Animal Cognition | 2010
F. Robert Treichler; Mary Ann Raghanti
This investigation assessed prospective bases of non-human primate cognitive operations that support serial list memory. Four macaques learned 3-, 5-item ordered lists of objects (as two-choice problems) and then either did or did not (in a within-subject design) receive training on pairs that linked the three original lists into a 15-item serial order. Next, subjects experienced selective exposure trials on object pairs that either maintained or contrasted to the serial position relationships seen during original learning. Subsequent comprehensive tests assessed the interactive effects of linking and exposure conditions on choosing in accord with a combined 15-item serial order. Linking readily induced monkeys to merge lists into a 15-item order, but restricting early exposure to pairs with the same positional relationships as original training slowed, but did not prevent, list combination. Exposure to positional relationships congruent with the combined (15-item) list and different from those of original 5-item training aided both expression of the linking effect and acquisition after no link training. Thus, list linking facilitated serial reorganization by inducing release from error derived from memory for prior learned positional relationships. The task was recommended as a prospective evaluator of continuity of cognitive processes among species.
Psychobiology | 1984
F. Robert Treichler
Five rhesus macaques were measured over a 10-month period on the acquisition and retention of 124 concurrent, simultaneous, two-choice object discriminations. Distinctive properties of acquisition by naive subjects, retention after various intervening training conditions, and additions of new problems to an existing store of information were all issues investigated in various phases of the program of research. The pervasive characteristic observed in all behavioral measures was proficient performance in both acquisition and retention despite large numbers of problems or long retention intervals. Some potential bases and implications of such extensive and durable memory capacities were considered.

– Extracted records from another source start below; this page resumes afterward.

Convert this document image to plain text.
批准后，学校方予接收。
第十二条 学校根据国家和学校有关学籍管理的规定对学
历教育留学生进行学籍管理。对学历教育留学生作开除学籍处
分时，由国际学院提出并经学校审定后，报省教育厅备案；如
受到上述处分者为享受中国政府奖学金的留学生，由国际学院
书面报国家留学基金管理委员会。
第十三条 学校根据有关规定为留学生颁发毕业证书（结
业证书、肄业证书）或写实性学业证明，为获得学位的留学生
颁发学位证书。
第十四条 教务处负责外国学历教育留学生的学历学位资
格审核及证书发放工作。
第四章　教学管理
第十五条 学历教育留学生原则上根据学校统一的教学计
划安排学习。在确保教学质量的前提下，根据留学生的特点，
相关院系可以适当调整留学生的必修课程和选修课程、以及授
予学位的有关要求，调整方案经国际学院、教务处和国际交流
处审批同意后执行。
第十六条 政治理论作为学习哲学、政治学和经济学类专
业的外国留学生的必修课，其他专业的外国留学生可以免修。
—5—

Psychonomic science | 1967
David C. Riccio; Dan M. Hamilton; F. Robert Treichler
Thirsty rats 18, 23, 30, or 40 days old received a brief air puff when they licked at a tube. Air-drinking occurred even in 18 day Ss, and increased significantly as a function of age. In a second experiment, rat pups reared without access to a water bottle were similarly tested for air-drinking behavior at 18 or 23 days. Operant level of tube licking was determined for litter mates. Significantly greater tube licking occurred in air reinforced Ss, indicating that prior experience with drinking water from a tube was not a necessary condition for the establishment of air-drinking behavior.